There is an American comedian who has a skit about “the forever empty”. He talks about how we are all using our cell phones and risking car accidents from texting and driving because the feelings of loneliness and sadness in “the forever empty” are so potent.
When a young mom asked me how to help make sure her son had a better life than her, I thought of the forever empty. I thought of the emotional cup we all have inside of us and I talked to her about this cup. I asked her who filled that cup up for her. She said, “no one… there’s just this big void.”
Gently, I asked her how she manages to deal with the pain of that big void and she listed out all the things she has done to hurt herself in an effort to not be in so much pain.
We all do this in one way or another and to some degree. When our emotional cup isn’t full enough and that forever empty starts creeping up, we do all sorts of things to temporarily fill up that void. Some of us use alcohol, or drugs, or drama-filled relationships. Some of us use food or sex or gambling. Some of us try to get someone else to take the pain away and some of us hide away from everyone until the pain isn’t so intense.
Here’s what I shared with the mom: the anecdote to the forever empty is the bottom half of the circle. It’s snuggling. It’s cuddling. It’s holding. It’s connecting. It’s safety. It’s protection. It’s Being-With. It’s soothing. It’s delight. It’s love.
It’s putting down the phone and looking at someone while talking. It’s working through a conflict even when it makes you nervous and uncomfortable. It’s offering the protection of boundaries and structure. It’s being flexible and wise. It’s being kind and loving.
The void gets smaller and more manageable when we have experiences of being with safe people who care about us. People who turn toward us even when we worry we are being too much for others. People who tell us the things we need to know about ourselves with gentle compassion.
We fill the void with alcohol or food or drugs or drama when we can’t fill the void with a loving other. True cup filling is so much more than the temporary filling – a quick fix that actually makes the void bigger and deeper and more intense. In some ways, it’s similar to anxiety: when you avoid safe things because they make you feel uncomfortable, it helps for a moment. But then the anxiety comes back, growing stronger with each avoidance and finding new things to worry about. So it is with the void: when you avoid true connection through an unwise choice, the void grows stronger, deeper and more consuming.
So, I spoke with this mother about finding safe people who will fill her cup. About finding people who will be part of her tribe.
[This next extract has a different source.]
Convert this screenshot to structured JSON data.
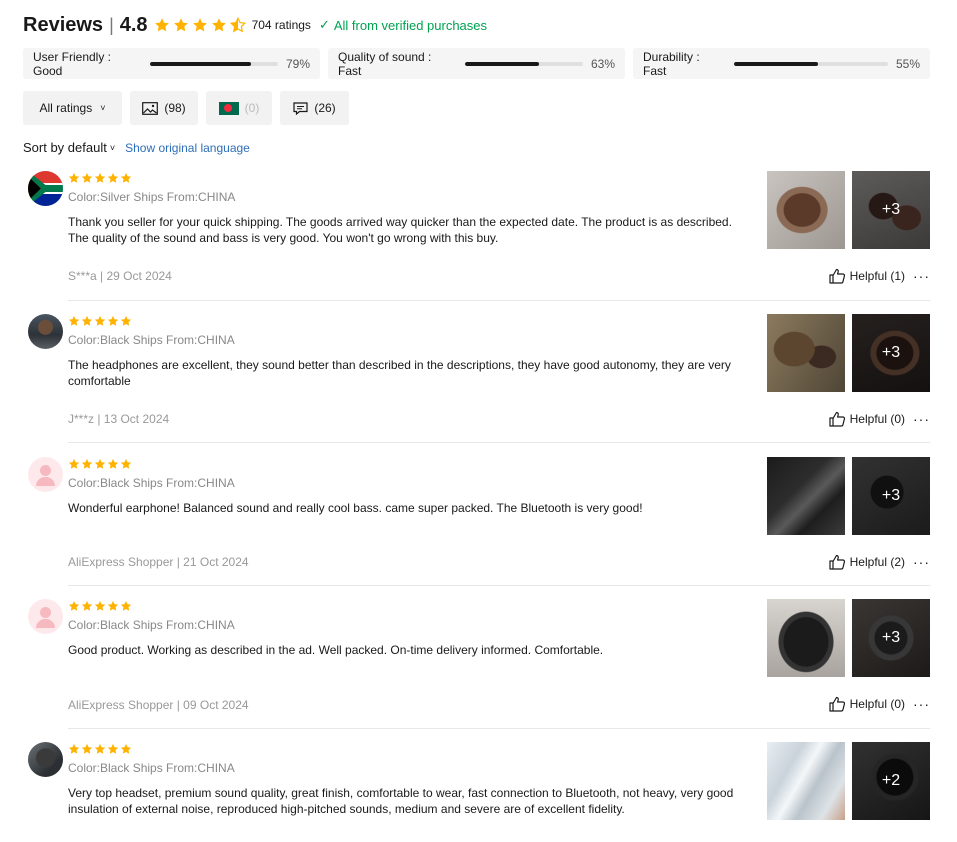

We spoke about danger signs of unsafe people and how to begin to trust her gut. To set boundaries. To trust that one or two solid people is much better for her than dozens of unreliable people. To experience the bottom half of the circle with trustworthy and consistent people.
Most importantly, we spoke about filling her son’s cup….finding multiple times every day to snuggle him, cuddle him, talk with him, hold her arms open, make eye contact, delight in him, hug him, protect him. To consistently be available to him on the bottom half of the circle. Because in the filling of her son’s cup, it just may be that her forever empty will also feel a little less lonely.